NPHE declarations allow certain regulations to be waived, certain laws to be eased, and some federal grant money to go toward addressing the emergency. A national emergency triggers a rapid disbursement of federal funds to address it and allows the president to execute major operations like activate the National Guard.




On November 1st, the Opioid Commission led by New Jersey Gov. Chris Christie issued its long-awaited recommendations for handling the opioid crisis as an NPHE. You can read a good summary of the report here and the full report here.

In a nutshell, here are four potential benefits, provided the recommendations are carried out (🤞):

1. Expanded access to telehealth services — This would allow telehealth visits, in which people virtually interface with a provider, help more patients get the care they need, including prescriptions for medication-assisted treatment where appropriate. This could prove to be of particular benefit to rural health settings where providers are in shorter supply or where barriers like travel distance make it hard for people to meet with providers in person.

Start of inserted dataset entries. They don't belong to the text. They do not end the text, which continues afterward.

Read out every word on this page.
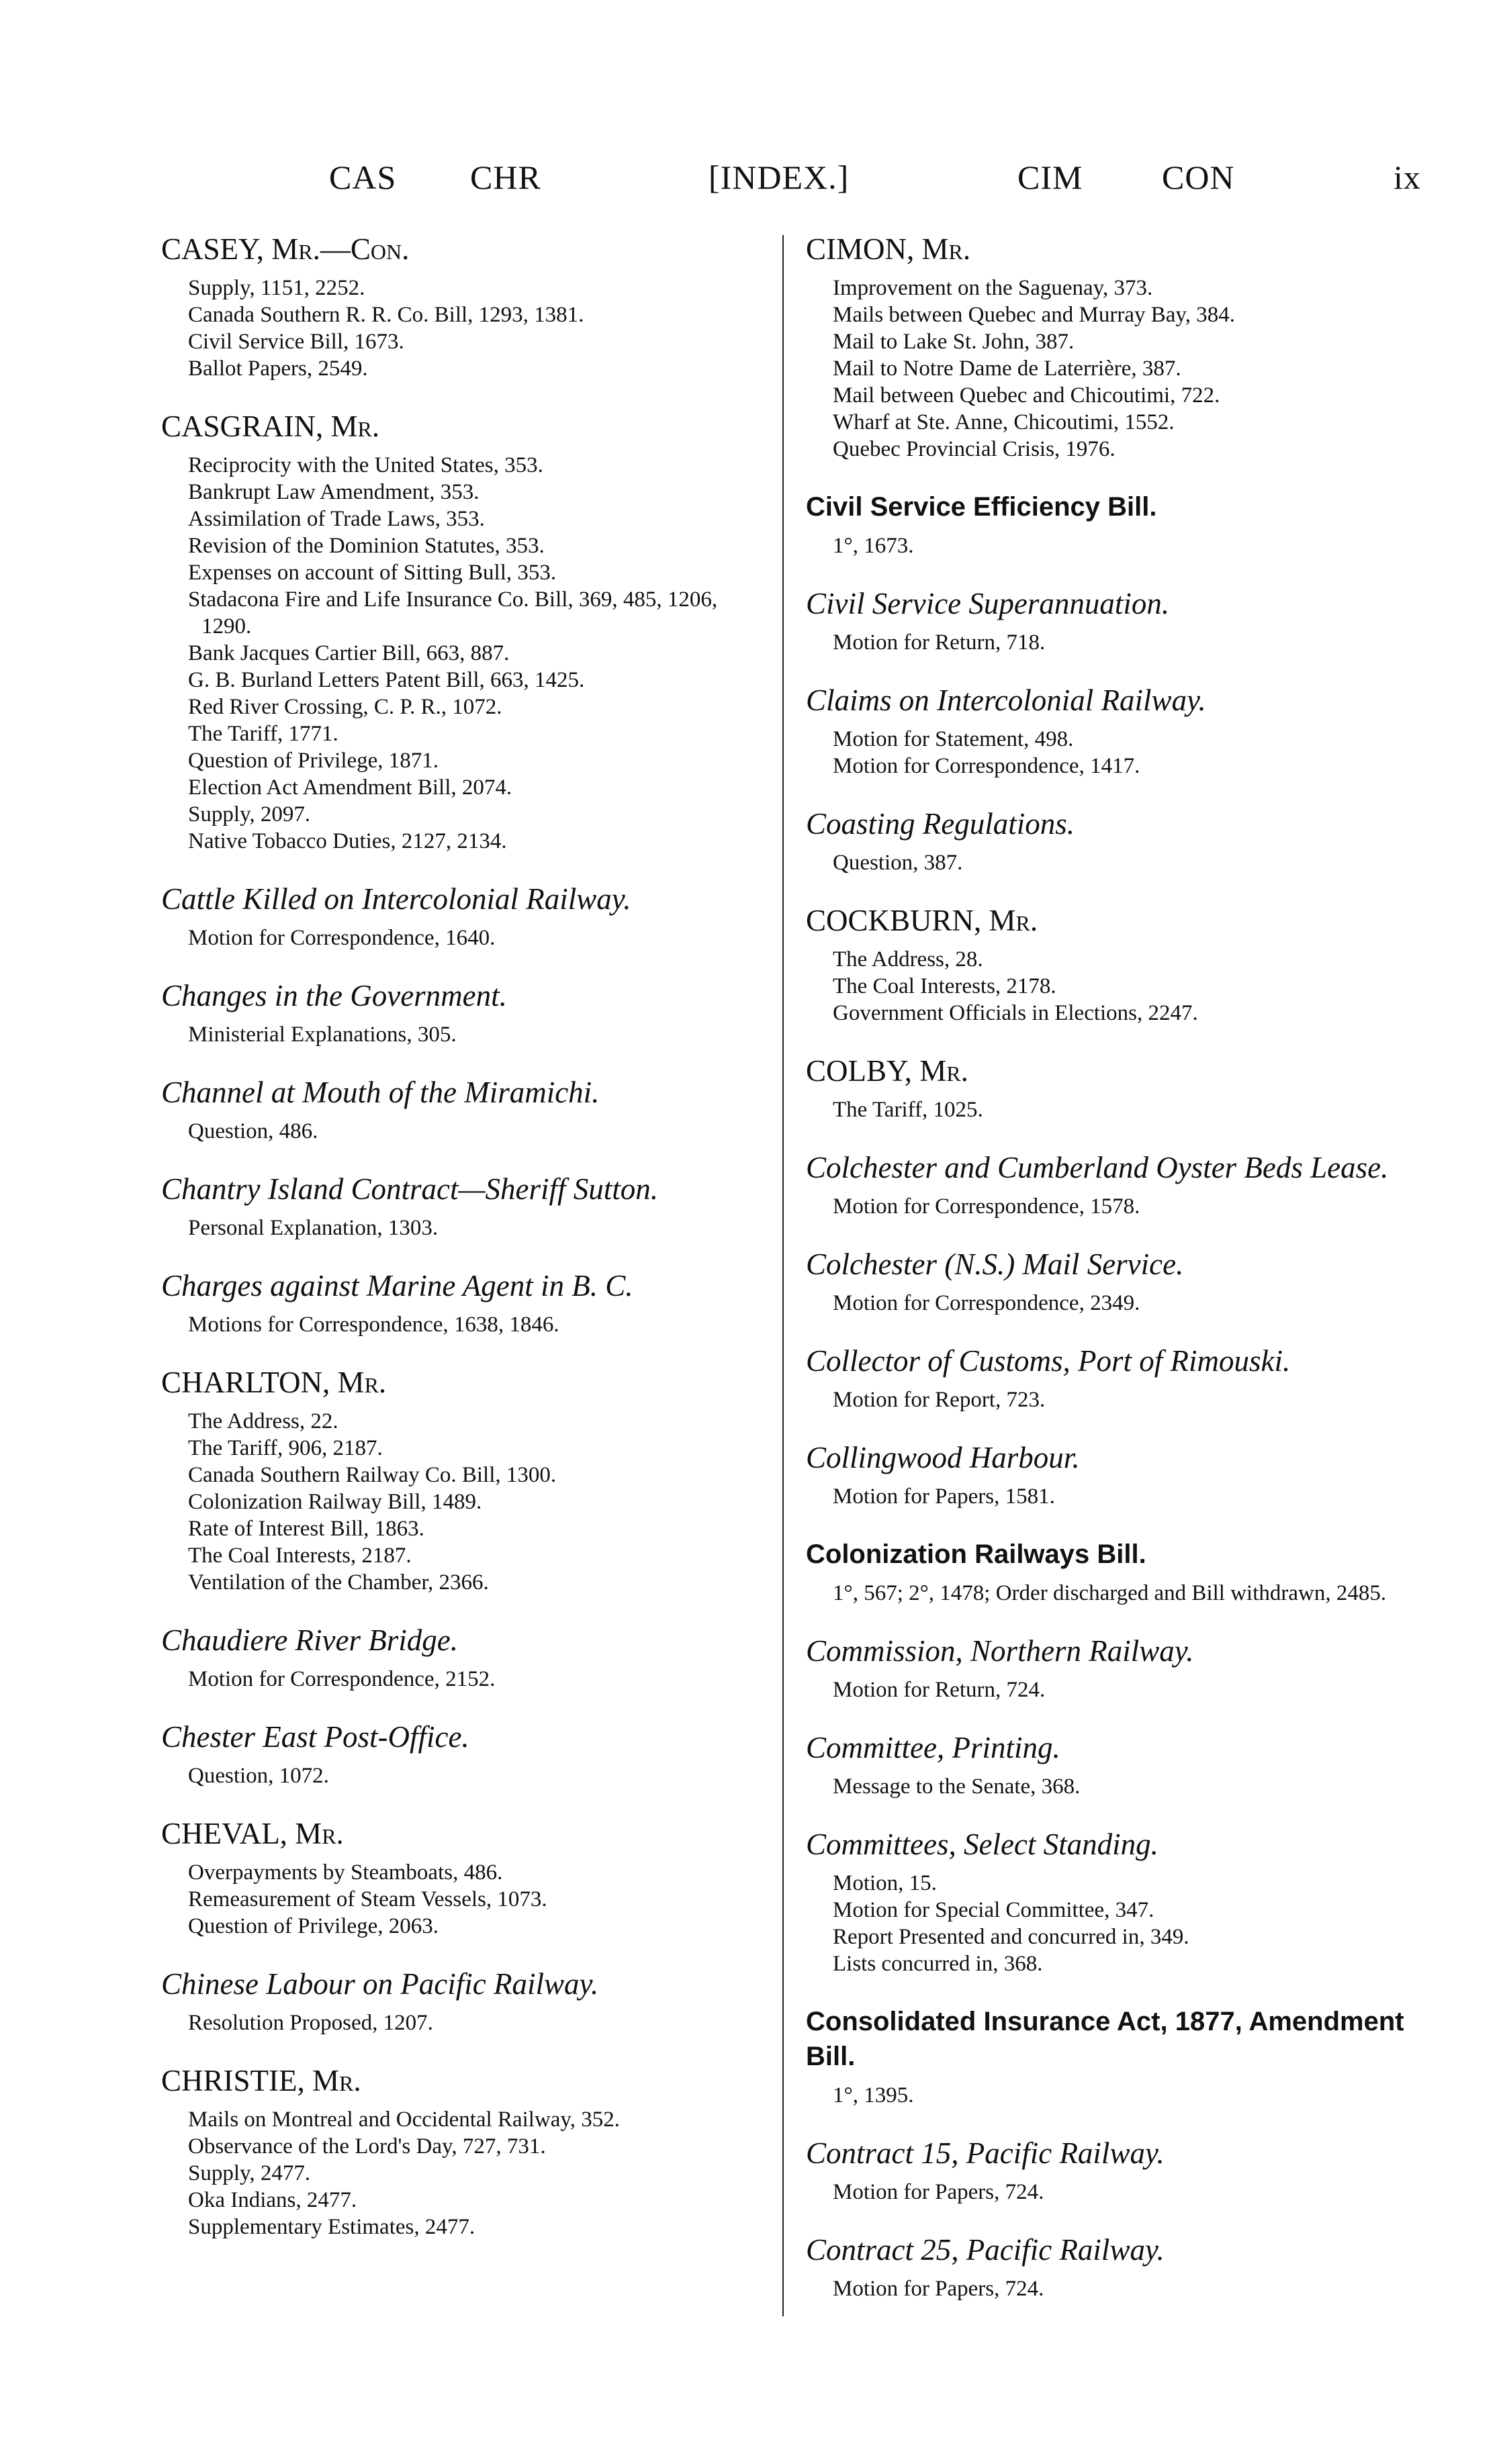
CAS CHR	[INDEX.]	CIM CON	ix
CASEY, Mr.—Con.
Supply, 1151, 2252.
Canada Southern R. R. Co. Bill, 1293, 1381.
Civil Service Bill, 1673.
Ballot Papers, 2549.
CASGRAIN, Mr.
Reciprocity with the United States, 353.
Bankrupt Law Amendment, 353.
Assimilation of Trade Laws, 353.
Revision of the Dominion Statutes, 353.
Expenses on account of Sitting Bull, 353.
Stadacona Fire and Life Insurance Co. Bill, 369, 485, 1206, 1290.
Bank Jacques Cartier Bill, 663, 887.
G. B. Burland Letters Patent Bill, 663, 1425.
Red River Crossing, C. P. R., 1072.
The Tariff, 1771.
Question of Privilege, 1871.
Election Act Amendment Bill, 2074.
Supply, 2097.
Native Tobacco Duties, 2127, 2134.
Cattle Killed on Intercolonial Railway.
Motion for Correspondence, 1640.
Changes in the Government.
Ministerial Explanations, 305.
Channel at Mouth of the Miramichi.
Question, 486.
Chantry Island Contract—Sheriff Sutton.
Personal Explanation, 1303.
Charges against Marine Agent in B. C.
Motions for Correspondence, 1638, 1846.
CHARLTON, Mr.
The Address, 22.
The Tariff, 906, 2187.
Canada Southern Railway Co. Bill, 1300.
Colonization Railway Bill, 1489.
Rate of Interest Bill, 1863.
The Coal Interests, 2187.
Ventilation of the Chamber, 2366.
Chaudiere River Bridge.
Motion for Correspondence, 2152.
Chester East Post-Office.
Question, 1072.
CHEVAL, Mr.
Overpayments by Steamboats, 486.
Remeasurement of Steam Vessels, 1073.
Question of Privilege, 2063.
Chinese Labour on Pacific Railway.
Resolution Proposed, 1207.
CHRISTIE, Mr.
Mails on Montreal and Occidental Railway, 352.
Observance of the Lord's Day, 727, 731.
Supply, 2477.
Oka Indians, 2477.
Supplementary Estimates, 2477.
CIMON, Mr.
Improvement on the Saguenay, 373.
Mails between Quebec and Murray Bay, 384.
Mail to Lake St. John, 387.
Mail to Notre Dame de Laterrière, 387.
Mail between Quebec and Chicoutimi, 722.
Wharf at Ste. Anne, Chicoutimi, 1552.
Quebec Provincial Crisis, 1976.
Civil Service Efficiency Bill.
1°, 1673.
Civil Service Superannuation.
Motion for Return, 718.
Claims on Intercolonial Railway.
Motion for Statement, 498.
Motion for Correspondence, 1417.
Coasting Regulations.
Question, 387.
COCKBURN, Mr.
The Address, 28.
The Coal Interests, 2178.
Government Officials in Elections, 2247.
COLBY, Mr.
The Tariff, 1025.
Colchester and Cumberland Oyster Beds Lease.
Motion for Correspondence, 1578.
Colchester (N.S.) Mail Service.
Motion for Correspondence, 2349.
Collector of Customs, Port of Rimouski.
Motion for Report, 723.
Collingwood Harbour.
Motion for Papers, 1581.
Colonization Railways Bill.
1°, 567; 2°, 1478; Order discharged and Bill withdrawn, 2485.
Commission, Northern Railway.
Motion for Return, 724.
Committee, Printing.
Message to the Senate, 368.
Committees, Select Standing.
Motion, 15.
Motion for Special Committee, 347.
Report Presented and concurred in, 349.
Lists concurred in, 368.
Consolidated Insurance Act, 1877, Amendment Bill.
1°, 1395.
Contract 15, Pacific Railway.
Motion for Papers, 724.
Contract 25, Pacific Railway.
Motion for Papers, 724.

2. Expanded training and tracking — This would encourage the development of a more uniform standard of care where opioid prescribers would be held to greater accountability and also required to attend an education program before renewing their opioid prescribing licenses. It would also require prescribers to use a national prescription drug-monitoring program (PDMP) in order to make opioid prescriptions traceable, helping reduce the common loophole of patients seeking multiple prescriptions from different providers without proper monitoring.

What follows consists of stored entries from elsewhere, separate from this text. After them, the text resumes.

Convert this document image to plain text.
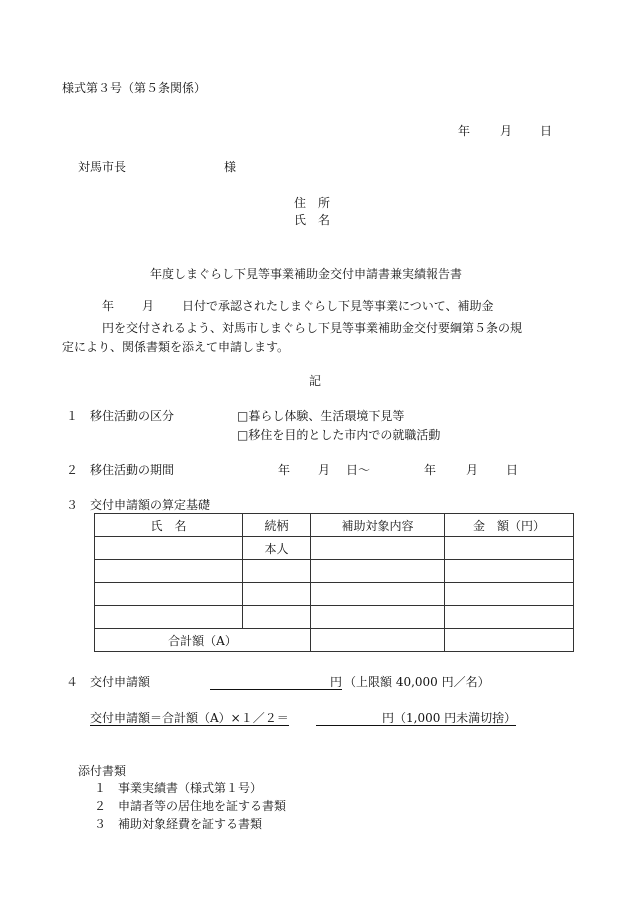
様式第３号（第５条関係）
年 月 日
対馬市長	様
住　所
氏　名
年度しまぐらし下見等事業補助金交付申請書兼実績報告書
年 月 日付で承認されたしまぐらし下見等事業について、補助金
円を交付されるよう、対馬市しまぐらし下見等事業補助金交付要綱第５条の規
定により、関係書類を添えて申請します。
記
１ 移住活動の区分	□暮らし体験、生活環境下見等
□移住を目的とした市内での就職活動
２ 移住活動の期間	年 月 日～	年 月 日
３ 交付申請額の算定基礎
氏　名	続柄	補助対象内容	金　額（円）
	本人		

合計額（A）			
４ 交付申請額	円 （上限額 40,000 円／名）
交付申請額＝合計額（A）×１／２＝	円（1,000 円未満切捨）
添付書類
１ 事業実績書（様式第１号）
２ 申請者等の居住地を証する書類
３ 補助対象経費を証する書類
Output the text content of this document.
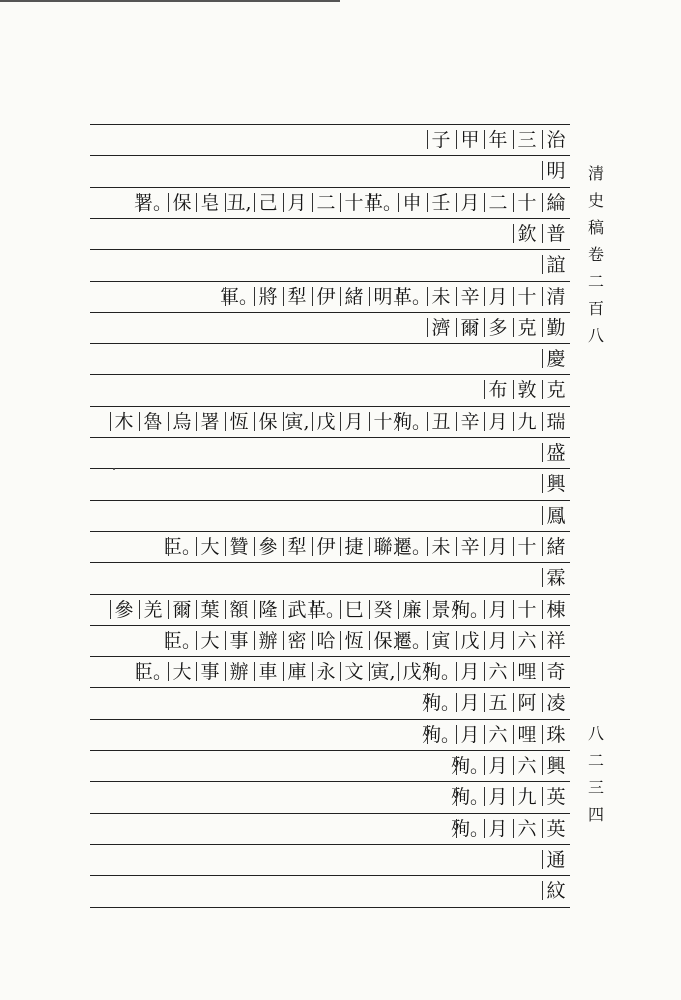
子 甲 年 三 治
明
署。 保 皂 丑, 己 月 二 十 革。 申 壬 月 二 十 綸
欽 普
誼
軍。 將 犁 伊 緒 明 革。 未 辛 月 十 清
濟 爾 多 克 勤
慶
布 敦 克
木 魯 烏 署 恆 保 寅, 戊 月 十 殉。 丑 辛 月 九 瑞
盛
興
鳳
臣。 大 贊 參 犁 伊 捷 聯 遷。 未 辛 月 十 緒
霖
參 羌 爾 葉 額 隆 武 革。 巳 癸 廉 景 殉。 月 十 棟
臣。 大 事 辦 密 哈 恆 保 遷。 寅 戊 月 六 祥
臣。 大 事 辦 車 庫 永 文 寅, 戊 殉。 月 六 哩 奇
殉。 月 五 阿 凌
殉。 月 六 哩 珠
殉。 月 六 興
殉。 月 九 英
殉。 月 六 英
通
紋
清
史
稿
卷
二
百
八
八
二
三
四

3. Expanded staffing to put more hands on deck — This could allow the Department of Health and Human Services to add staff, and appears to allow the Department of Labor some room to hire staff and shift around some funding in order to direct energy toward the crisis.

4. Expanded awareness and reduced stigma — One of the commission’s key goals is to reduce stigma surrounding opioid use disorder, partly through a proposed media campaign aimed at spreading awareness that opioid addiction can happen to anyone and is not a mark of failure.

Many of these recommendations echo those of the 2015 Interagency Guideline on
Prescribing Opioids for Pain
, which the Bree endorsed as part of the ongoing Opioid Prescribing Guideline Implementation workgroup, and also align with the work of our Opioid Use Disorder Treatment workgroup. If you’d like to learn more or attend one of these workgroups, follow these links.


In August, the same Opioid Commission issued a draft report of its recommendations, which New Yorker writer Amy Davidson Sorkin noted “demonstrates the crucial role that Medicaid plays in addressing the crisis, and the program’s still greater potential for combating it.”

This, says Sorkin, helps offer an explanation for the tough time Mitch McConnell had garnering support for proposed ACA repeals that called for deep cuts to Medicaid, particular from those colleagues representing states feeling the deepest effects of the opioid crisis.


As we wait to see how the next steps will play out, there is reason to be optimistic. No matter how you slice it, declaring the opioid crisis an emergency of any kind does, at long last, do one thing and that is make the it a bigger issue. The hope is that doing so invokes a much needed national push to direct pointed, positive energy toward addressing the crisis, bringing it out of the shadows, and helping to save lives.